最後に、繰り上げ返済にかかる費用について見てみたいと思います。

マンション売却時の費用・住宅ローンの返済手数料について


住宅ローンを組んだ方は、もう既にご存じだとは思いますが、繰り上げ返済には一部繰り上げ返済と、全額繰り上げ返済があります。それぞれについてみてみましょう。
まず、一部繰り上げ返済とは何でしょうか。住宅ローンは毎月決まった額を決まった時に返済していきますが、その返済とは別に借りたお金の一部を返済することをいいます。

全額繰り上げ返済とは、繰り上げ返済で残っている全てのローンを返すことをいいます。

ローンを組んだ場合に説明を受けたかとは思いますが、ローンを組んだばかりの時は月々の返済のことは気にしていても、繰り上げ返済にかかる手数料についてはあまりよく見ていない方もいらっしゃるかもしれません。

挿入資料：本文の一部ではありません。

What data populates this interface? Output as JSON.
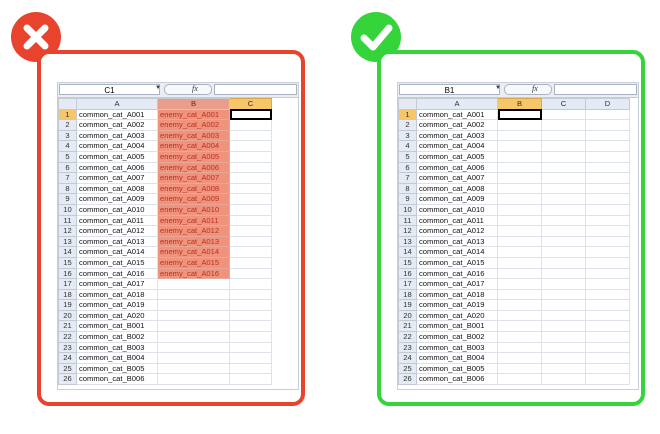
{
  "colors": {
    "wrong": "#e8432d",
    "correct": "#35d43b",
    "highlight": "#f0937c",
    "selected_header": "#f6c668"
  },
  "wrong_example": {
    "icon": "cross-icon",
    "namebox": "C1",
    "fx": "fx",
    "columns": [
      "A",
      "B",
      "C"
    ],
    "rows": [
      "1",
      "2",
      "3",
      "4",
      "5",
      "6",
      "7",
      "8",
      "9",
      "10",
      "11",
      "12",
      "13",
      "14",
      "15",
      "16",
      "17",
      "18",
      "19",
      "20",
      "21",
      "22",
      "23",
      "24",
      "25",
      "26"
    ],
    "col_a": [
      "common_cat_A001",
      "common_cat_A002",
      "common_cat_A003",
      "common_cat_A004",
      "common_cat_A005",
      "common_cat_A006",
      "common_cat_A007",
      "common_cat_A008",
      "common_cat_A009",
      "common_cat_A010",
      "common_cat_A011",
      "common_cat_A012",
      "common_cat_A013",
      "common_cat_A014",
      "common_cat_A015",
      "common_cat_A016",
      "common_cat_A017",
      "common_cat_A018",
      "common_cat_A019",
      "common_cat_A020",
      "common_cat_B001",
      "common_cat_B002",
      "common_cat_B003",
      "common_cat_B004",
      "common_cat_B005",
      "common_cat_B006"
    ],
    "col_b": [
      "enemy_cat_A001",
      "enemy_cat_A002",
      "enemy_cat_A003",
      "enemy_cat_A004",
      "enemy_cat_A005",
      "enemy_cat_A006",
      "enemy_cat_A007",
      "enemy_cat_A008",
      "enemy_cat_A009",
      "enemy_cat_A010",
      "enemy_cat_A011",
      "enemy_cat_A012",
      "enemy_cat_A013",
      "enemy_cat_A014",
      "enemy_cat_A015",
      "enemy_cat_A016",
      "",
      "",
      "",
      "",
      "",
      "",
      "",
      "",
      "",
      ""
    ]
  },
  "correct_example": {
    "icon": "checkmark-icon",
    "namebox": "B1",
    "fx": "fx",
    "columns": [
      "A",
      "B",
      "C",
      "D"
    ],
    "rows": [
      "1",
      "2",
      "3",
      "4",
      "5",
      "6",
      "7",
      "8",
      "9",
      "10",
      "11",
      "12",
      "13",
      "14",
      "15",
      "16",
      "17",
      "18",
      "19",
      "20",
      "21",
      "22",
      "23",
      "24",
      "25",
      "26"
    ],
    "col_a": [
      "common_cat_A001",
      "common_cat_A002",
      "common_cat_A003",
      "common_cat_A004",
      "common_cat_A005",
      "common_cat_A006",
      "common_cat_A007",
      "common_cat_A008",
      "common_cat_A009",
      "common_cat_A010",
      "common_cat_A011",
      "common_cat_A012",
      "common_cat_A013",
      "common_cat_A014",
      "common_cat_A015",
      "common_cat_A016",
      "common_cat_A017",
      "common_cat_A018",
      "common_cat_A019",
      "common_cat_A020",
      "common_cat_B001",
      "common_cat_B002",
      "common_cat_B003",
      "common_cat_B004",
      "common_cat_B005",
      "common_cat_B006"
    ]
  }
}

繰り上げ返済する際には費用がかかる場合があるので注意が必要です。

最近の金融機関のローンを見てみると、窓口での手続きは費用がかかる場合もありますが、インターネットバンキング経由での一部繰り上げ返済をする場合は手数料が無料のところがほとんどです。しかし、マンションを売却する場合には抵当権を抹消しなければならないので、全額繰り上げ返済をしなければなりません。
この場合の手数料は、もちろん各金融機関によって異なりますが、店頭、インターネット経由でも、それぞれ費用がかかる場合があります。ネット銀行などでは、全額繰り上げ返済手数料を無料にしているところもありますが、メガバンクなどでは2万円程度の費用がかかるところが多いようです。マンション売却時にはご自分の金融機関の全額繰り上げ返済にかかる手数料について確認しておいた方がよいでしょう。